Congress president Rahul Gandhi on Tuesday extended support to the petition against Union minister Jayant Sinha that seeks to withdraw his Harvard alumni status for "felicitating criminals convicted of lynching".
Rahul Gandhi said that all those who feel disgusted over the sight of a Union Minister "garlanding and honouring criminals" should sign the petition against Sinha.
“If the sight of a highly educated MP and central minister, Jayant Sinha, garlanding and honouring criminals convicted of lynching an innocent man, fills you with disgust, click on the link and support this petition,” Rahul Gandhi tweeted.
The petition, launched by a student of Master of Public Policy at Harvard University Boston in the US from where Sinha has also graduated, sought that the minister’s alumni status be withdrawn for “honouring criminals”.
The petition to the President of Harvard University, Boston, has condemned the minister’s action, saying it “has shocked the nation and brought disrepute to the institution”.

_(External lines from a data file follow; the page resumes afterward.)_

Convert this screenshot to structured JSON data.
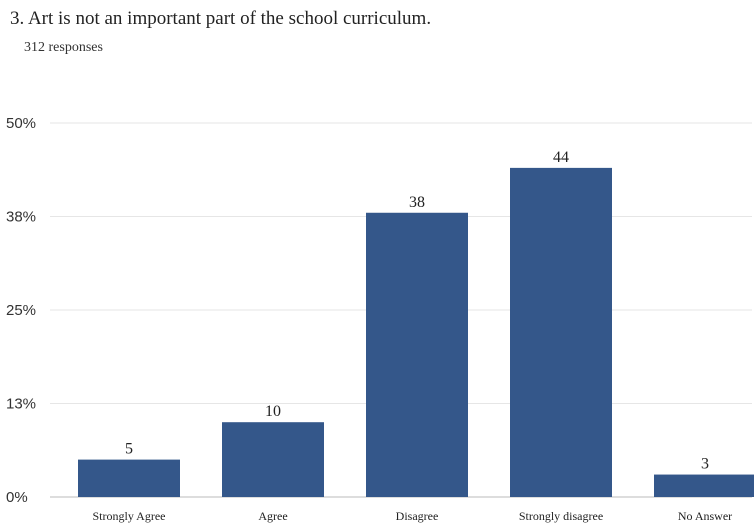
{
  "question": {
    "title": "3. Art is not an important part of the school curriculum.",
    "responses": "312 responses"
  },
  "chart_data": {
    "type": "bar",
    "title": "3. Art is not an important part of the school curriculum.",
    "subtitle": "312 responses",
    "categories": [
      "Strongly Agree",
      "Agree",
      "Disagree",
      "Strongly disagree",
      "No Answer"
    ],
    "values": [
      5,
      10,
      38,
      44,
      3
    ],
    "data_labels": [
      "5",
      "10",
      "38",
      "44",
      "3"
    ],
    "y_ticks": [
      0,
      12.5,
      25,
      37.5,
      50
    ],
    "y_tick_labels": [
      "0%",
      "13%",
      "25%",
      "38%",
      "50%"
    ],
    "ylim": [
      0,
      50
    ],
    "xlabel": "",
    "ylabel": "",
    "grid": true,
    "legend": "none",
    "bar_color": "#34578a",
    "grid_color": "#e6e6e6"
  }
}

Sinha has been at the centre of a row after he garlanded the lynching convicts at his residence in Hazaribagh in Jharkhand after they came out of prison on bail last week.
The opposition parties led by the Congress attacked him and the Modi government over the issue, saying that this act gives “a guarantee to” the perpetrators that they have the support and encouragement of the government.
Sinha, on his part, has claimed that he unequivocally condemns all acts of violence, and rejected any type of vigilantism.
“The rule of law is supreme in our constitutional democracy. Any unlawful acts, particularly, those that violate the rights of any citizen, should be punished with the full force of the law.
“I have full faith in our judicial system and the rule of law. Unfortunately, irresponsible statements are being made about my actions when all that I am doing is honouring the due process of law. Those that are innocent will be spared and the guilty will be appropriately punished,” he has said.
The minister has received flak from other quarters too. Former Mumbai police commissioner Julio Ribeiro, former chief information commissioner Wajahat Habibullah and 41 other retired bureaucrats have demanded that Sinha be sacked for felicitating the eight convicts.
In a public statement, the former civil servants said the message Sinha’s action sends out is that “there is a licence to kill minorities” and people accused of such crimes will be “enthusiastically supported financially, legally and politically”.